L’accord transatlantique de libre échange en cours de négociation entre les Etats Unis et l’union Européenne a pour objet principal non pas d’abaisser les droits de douane (ils sont déjà très bas) mais de réduire ce que l’on dénomme les entraves aux échanges.

Par exemple, sur le continent américain, lorsqu’un bateau chargé de marchandises arrive dans un port, il ne peut repartir pour livrer sa marchandise dans un autre port américain. Le fret doit être déchargé, et embarqué sur un bateau américain. Voilà typiquement une entrave aux échanges, qui n’a aucun sens, sauf le protectionnisme.

Accord transatlantique : harmoniser les normes

Il est clair qu’en utilisant habilement des normes dans un autre but que la seule qualité d’un produit, il est assez simple d’entraver la concurrence avec les produits importés. Il faut donc travailler sur ce problème. Comment faire ? Deux solutions s’offrent aux négociateurs : harmoniser les normes américaines et Européennes sur chaque produit où elles divergent tellement qu’elles conduisent à des surcoûts injustifiés. C’est un travail titanesque, où chacun tentera d’imposer à l’autre ses propres normes. Mais également instaurer la reconnaissance mutuelle des normes. Cela signifie que si un produit réponds aux normes américaines de mise en marché, l’UE sera tenue de l’accepter sur son marché, et vice versa. C’est évidemment beaucoup plus simple et beaucoup plus efficace.

Un problème de concurrence entre l'Europe et les Etats-Unis

Pour illustrer cette solution, l’Union Européenne prend souvent l’exemple du secteur automobile. Les voitures américaines ne sont pas plus dangereuses que les voitures européennes, et il paraît de simple bon sens, dans ce secteur, de mettre en place la reconnaissance mutuelle des normes. Sauf que…. Les normes écologiques sur les gaz d’échappements sont parait-il moins sévères aux Etats Unis qu’en Europe.
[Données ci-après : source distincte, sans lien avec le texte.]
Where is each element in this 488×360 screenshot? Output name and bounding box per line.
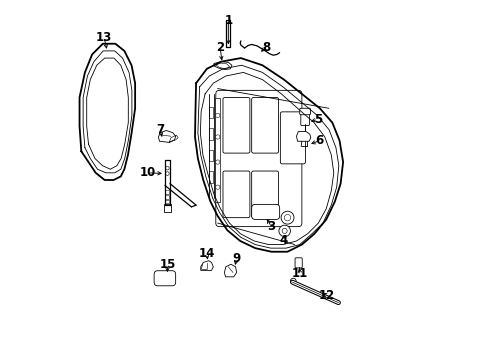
- Circle shape: [215, 113, 220, 118]
- Text: 6: 6: [315, 134, 323, 147]
- Text: 4: 4: [279, 234, 287, 247]
- Text: 10: 10: [139, 166, 156, 179]
- Bar: [209, 107, 213, 118]
- FancyBboxPatch shape: [251, 171, 278, 218]
- FancyBboxPatch shape: [251, 98, 278, 153]
- Text: 15: 15: [159, 258, 175, 271]
- Text: 1: 1: [224, 14, 232, 27]
- FancyBboxPatch shape: [294, 258, 302, 268]
- FancyBboxPatch shape: [154, 271, 175, 286]
- Polygon shape: [296, 132, 310, 141]
- Text: 5: 5: [313, 113, 322, 126]
- FancyBboxPatch shape: [215, 90, 301, 226]
- Circle shape: [215, 185, 220, 189]
- Text: 9: 9: [232, 252, 240, 265]
- Polygon shape: [214, 62, 231, 69]
- Bar: [165, 190, 169, 194]
- Text: 12: 12: [318, 289, 334, 302]
- FancyBboxPatch shape: [223, 98, 249, 153]
- Text: 8: 8: [262, 41, 269, 54]
- Circle shape: [215, 135, 220, 139]
- FancyBboxPatch shape: [280, 112, 305, 164]
- Text: 11: 11: [291, 267, 307, 280]
- Circle shape: [290, 278, 296, 284]
- Polygon shape: [158, 131, 175, 142]
- FancyBboxPatch shape: [300, 113, 309, 126]
- FancyBboxPatch shape: [251, 204, 279, 220]
- Circle shape: [281, 211, 293, 224]
- Bar: [209, 171, 213, 183]
- Circle shape: [215, 160, 220, 164]
- Polygon shape: [224, 264, 236, 277]
- FancyBboxPatch shape: [299, 108, 310, 115]
- Text: 7: 7: [156, 123, 164, 136]
- Bar: [165, 195, 169, 199]
- Polygon shape: [201, 261, 213, 270]
- Text: 14: 14: [198, 247, 215, 260]
- Text: 2: 2: [216, 41, 224, 54]
- Bar: [165, 200, 169, 203]
- Text: 13: 13: [96, 31, 112, 44]
- Bar: [209, 129, 213, 140]
- Bar: [209, 150, 213, 161]
- Bar: [164, 204, 170, 212]
- FancyBboxPatch shape: [223, 171, 249, 218]
- Circle shape: [278, 225, 290, 237]
- Bar: [215, 98, 220, 202]
- Text: 3: 3: [267, 220, 275, 233]
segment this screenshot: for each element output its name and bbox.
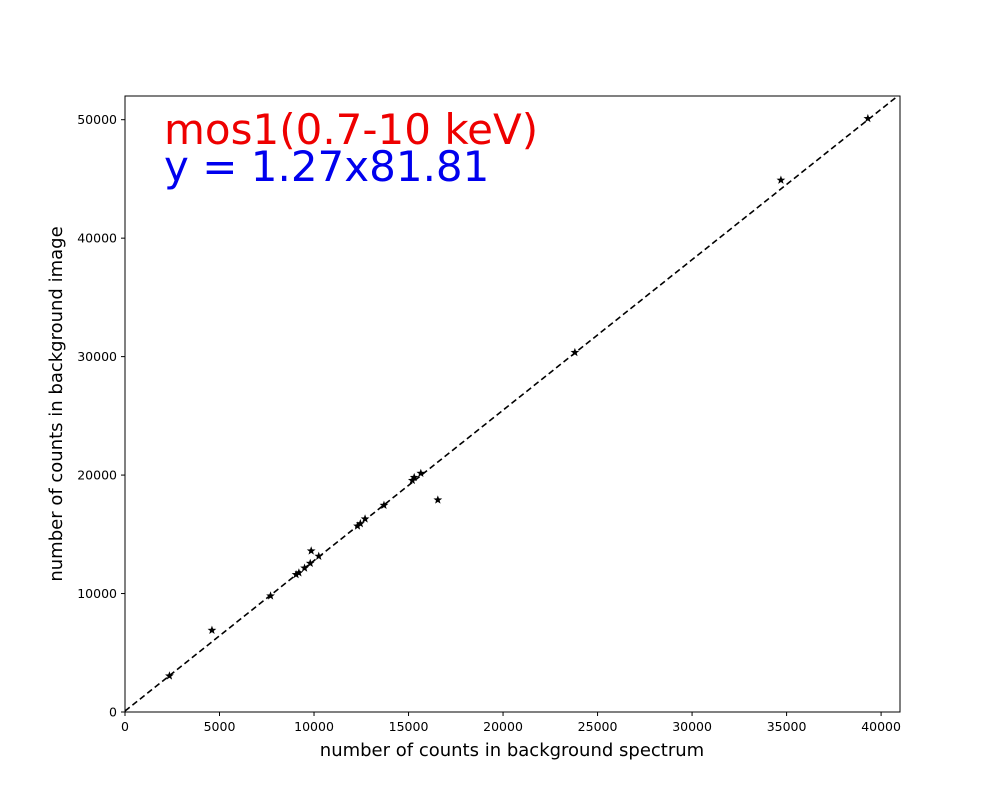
y-tick-label: 50000 <box>77 112 117 127</box>
x-tick-label: 20000 <box>483 719 523 734</box>
x-axis-label: number of counts in background spectrum <box>320 740 704 761</box>
x-tick-label: 30000 <box>672 719 712 734</box>
data-points-layer <box>165 113 873 680</box>
plot-frame <box>124 95 901 713</box>
data-point-6 <box>305 558 315 568</box>
data-point-11 <box>360 514 370 523</box>
y-tick-label: 0 <box>109 705 117 720</box>
y-axis-label: number of counts in background image <box>46 226 67 581</box>
y-tick-label: 40000 <box>77 231 117 246</box>
x-tick-label: 40000 <box>861 719 901 734</box>
data-point-19 <box>863 113 873 123</box>
data-point-15 <box>416 468 426 478</box>
data-point-18 <box>776 175 786 184</box>
x-tick-label: 5000 <box>204 719 236 734</box>
annotation-instrument: mos1(0.7-10 keV) <box>164 105 538 154</box>
x-tick-label: 25000 <box>578 719 618 734</box>
y-tick-label: 10000 <box>77 586 117 601</box>
data-point-10 <box>355 519 365 528</box>
data-point-3 <box>291 569 301 579</box>
x-tick-label: 15000 <box>389 719 429 734</box>
x-tick-label: 35000 <box>767 719 807 734</box>
data-point-17 <box>570 347 580 357</box>
x-tick-label: 10000 <box>294 719 334 734</box>
data-point-0 <box>165 671 174 680</box>
y-tick-label: 30000 <box>77 349 117 364</box>
data-point-9 <box>353 521 362 530</box>
data-point-8 <box>314 551 324 560</box>
data-point-4 <box>294 568 304 577</box>
y-axis-ticks: 0 10000 20000 30000 40000 50000 <box>77 112 125 720</box>
fit-line-layer <box>125 96 900 712</box>
data-point-1 <box>207 625 217 634</box>
y-tick-label: 20000 <box>77 468 117 483</box>
fit-line <box>125 96 900 712</box>
x-tick-label: 0 <box>121 719 129 734</box>
data-point-16 <box>433 495 443 504</box>
data-point-12 <box>379 500 389 510</box>
data-point-2 <box>266 591 275 600</box>
data-point-5 <box>300 563 309 572</box>
x-axis-ticks: 0 5000 10000 15000 20000 25000 30000 35000 40000 <box>121 712 901 734</box>
annotation-fit-equation: y = 1.27x81.81 <box>164 142 489 191</box>
data-point-14 <box>409 472 419 482</box>
data-point-7 <box>306 546 316 555</box>
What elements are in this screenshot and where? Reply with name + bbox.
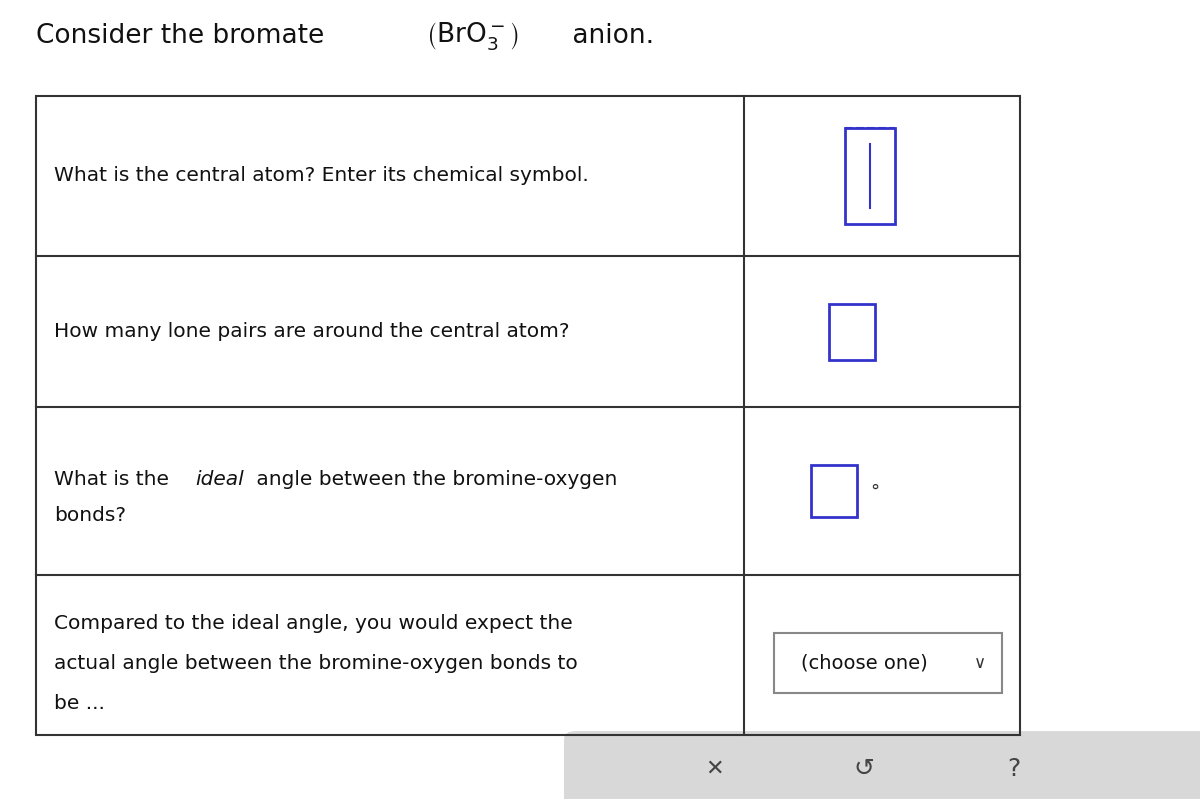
Text: What is the central atom? Enter its chemical symbol.: What is the central atom? Enter its chem…	[54, 166, 589, 185]
Text: Consider the bromate: Consider the bromate	[36, 23, 332, 49]
FancyBboxPatch shape	[774, 633, 1002, 693]
Text: anion.: anion.	[564, 23, 654, 49]
Text: bonds?: bonds?	[54, 506, 126, 525]
Text: What is the: What is the	[54, 470, 175, 489]
FancyBboxPatch shape	[845, 128, 895, 224]
Text: ?: ?	[1007, 757, 1021, 781]
FancyBboxPatch shape	[564, 731, 1200, 799]
Text: actual angle between the bromine-oxygen bonds to: actual angle between the bromine-oxygen …	[54, 654, 577, 673]
Text: (choose one): (choose one)	[800, 654, 928, 673]
Text: angle between the bromine-oxygen: angle between the bromine-oxygen	[250, 470, 617, 489]
Text: $\left(\mathrm{BrO_3^-}\right)$: $\left(\mathrm{BrO_3^-}\right)$	[426, 20, 518, 52]
Text: °: °	[870, 483, 880, 500]
Text: ∨: ∨	[974, 654, 986, 672]
Text: How many lone pairs are around the central atom?: How many lone pairs are around the centr…	[54, 322, 570, 341]
Text: ideal: ideal	[196, 470, 245, 489]
Text: be ...: be ...	[54, 694, 104, 713]
Text: Compared to the ideal angle, you would expect the: Compared to the ideal angle, you would e…	[54, 614, 572, 633]
Text: ✕: ✕	[704, 759, 724, 779]
FancyBboxPatch shape	[829, 304, 875, 360]
Text: ↺: ↺	[853, 757, 875, 781]
FancyBboxPatch shape	[811, 465, 857, 518]
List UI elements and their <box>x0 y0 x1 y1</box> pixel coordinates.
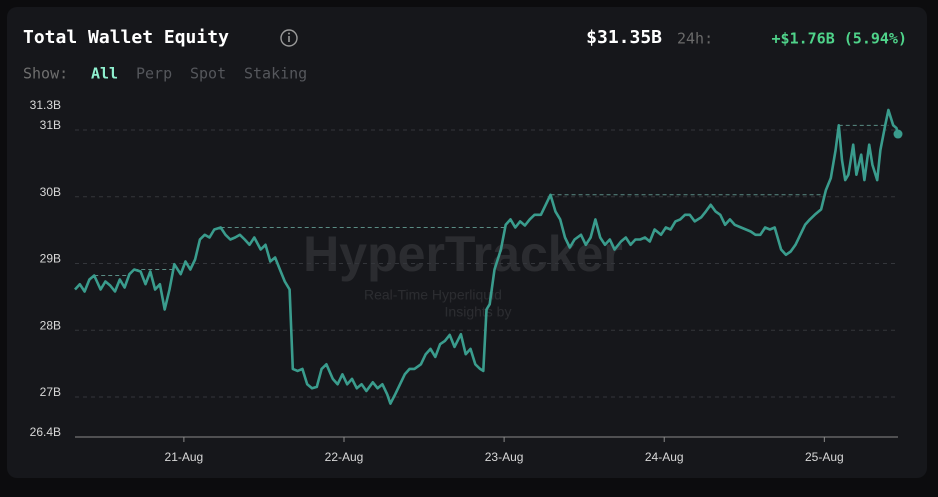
y-tick-label: 27B <box>40 385 61 399</box>
watermark: HyperTracker Real-Time Hyperliquid Insig… <box>303 226 623 320</box>
change-value: +$1.76B (5.94%) <box>772 30 907 48</box>
x-tick-label: 22-Aug <box>325 450 364 464</box>
watermark-brand: HyperTracker <box>303 226 623 282</box>
end-point <box>893 129 903 139</box>
y-tick-label: 26.4B <box>30 425 61 439</box>
filter-option[interactable]: Spot <box>190 65 226 83</box>
title: Total Wallet Equity <box>23 27 229 48</box>
x-tick-label: 25-Aug <box>805 450 844 464</box>
x-tick-label: 24-Aug <box>645 450 684 464</box>
equity-line <box>74 108 900 405</box>
y-tick-label: 30B <box>40 185 61 199</box>
y-tick-label: 29B <box>40 252 61 266</box>
change-label: 24h: <box>677 30 713 48</box>
filter-options: All Perp Spot Staking <box>91 65 307 83</box>
y-tick-label: 31B <box>40 118 61 132</box>
x-tick-label: 23-Aug <box>485 450 524 464</box>
x-tick-label: 21-Aug <box>165 450 204 464</box>
watermark-line: Real-Time Hyperliquid <box>364 287 502 303</box>
filter-option[interactable]: Perp <box>136 65 172 83</box>
y-tick-label: 28B <box>40 318 61 332</box>
y-tick-label: 31.3B <box>30 98 61 112</box>
show-label: Show: <box>23 65 68 83</box>
watermark-line: Insights by <box>445 304 512 320</box>
info-icon[interactable] <box>280 29 298 47</box>
filter-option[interactable]: All <box>91 65 118 83</box>
total-value: $31.35B <box>586 27 662 48</box>
filter-option[interactable]: Staking <box>244 65 307 83</box>
plot: 26.4B 27B 28B 29B 30B 31B 31.3B 21-Aug 22-Aug 23-… <box>30 98 903 464</box>
card <box>7 7 927 478</box>
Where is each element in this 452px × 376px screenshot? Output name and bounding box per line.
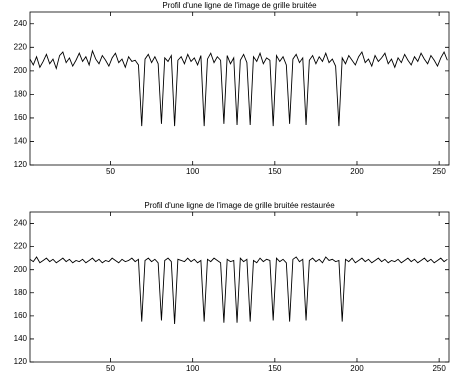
y-tick-label: 160: [14, 311, 28, 320]
y-tick-label: 200: [14, 66, 28, 75]
chart-title: Profil d'une ligne de l'image de grille …: [162, 1, 317, 10]
x-tick-label: 50: [106, 364, 115, 373]
x-tick-label: 100: [186, 167, 200, 176]
data-line: [29, 256, 448, 324]
y-tick-label: 120: [14, 357, 28, 366]
x-tick-label: 150: [268, 364, 282, 373]
y-tick-label: 220: [14, 42, 28, 51]
data-line: [29, 49, 448, 127]
y-tick-label: 120: [14, 160, 28, 169]
y-tick-label: 160: [14, 113, 28, 122]
x-tick-label: 250: [432, 167, 446, 176]
x-tick-label: 150: [268, 167, 282, 176]
x-tick-label: 100: [186, 364, 200, 373]
y-tick-label: 220: [14, 242, 28, 251]
y-tick-label: 240: [14, 219, 28, 228]
x-tick-label: 250: [432, 364, 446, 373]
y-tick-label: 140: [14, 137, 28, 146]
y-tick-label: 180: [14, 288, 28, 297]
y-tick-label: 180: [14, 89, 28, 98]
plot-frame: [29, 11, 450, 166]
x-tick-label: 200: [350, 364, 364, 373]
plot-frame: [29, 211, 450, 363]
y-tick-label: 140: [14, 334, 28, 343]
x-tick-label: 200: [350, 167, 364, 176]
chart-title: Profil d'une ligne de l'image de grille …: [144, 201, 335, 210]
x-tick-label: 50: [106, 167, 115, 176]
y-tick-label: 200: [14, 265, 28, 274]
y-tick-label: 240: [14, 19, 28, 28]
Si tel est bien le cas, la reconnaissance mutuelle des normes va immédiatement poser un problème de concurrence aux constructeurs européens, qui exigeront d’être placés au même niveau d’exigences écologiques que les américains, sous peine de délocaliser leurs usines sous d’autres cieux plus cléments. Dans cet exemple, au nom de l’emploi, nous nivellerons nos normes environnementales par le bas.

Accord transatlantique : le consommateur choisira

Pour éviter un tel scénario, il faudrait prévoir des exceptions au principe de la reconnaissance mutuelle. Ces exceptions seraient par exemple liées à l’environnement ou aux aspects sociaux. Si ces exceptions manquent à l’appel, il y aura danger, et le système d’arbitrage (qui fait l’objet d’un troisième article à paraître) fonctionnera à plein régime. Venons-en à l’agriculture et l’agroalimentaire. Il n’est pas question ici de porter un jugement de valeur sur qui a raison et qui a tort avec ses normes, mais d’appliquer le même raisonnement.

L’UE affirme que les normes européennes sur les OGM, l’utilisation des hormones de croissance, la chloration des volailles, et la viande issue d’animaux clonée ne sont pas négociables. Conclusion : il n’y a rien à négocier. Pas du tout ! Le négociateur américain a été très clair, lors d’une conférence de presse à Bruxelles début 2014. Pour lui, il faut que le consommateur puisse choisir. Donc, il est OK pour le maintien des normes européennes, mais sous réserve que les produits américains soient autorisés en Europe. Or, ce résultat ne peut-être atteint QUE par la reconnaissance mutuelle des normes. CQFD … Le tour est joué.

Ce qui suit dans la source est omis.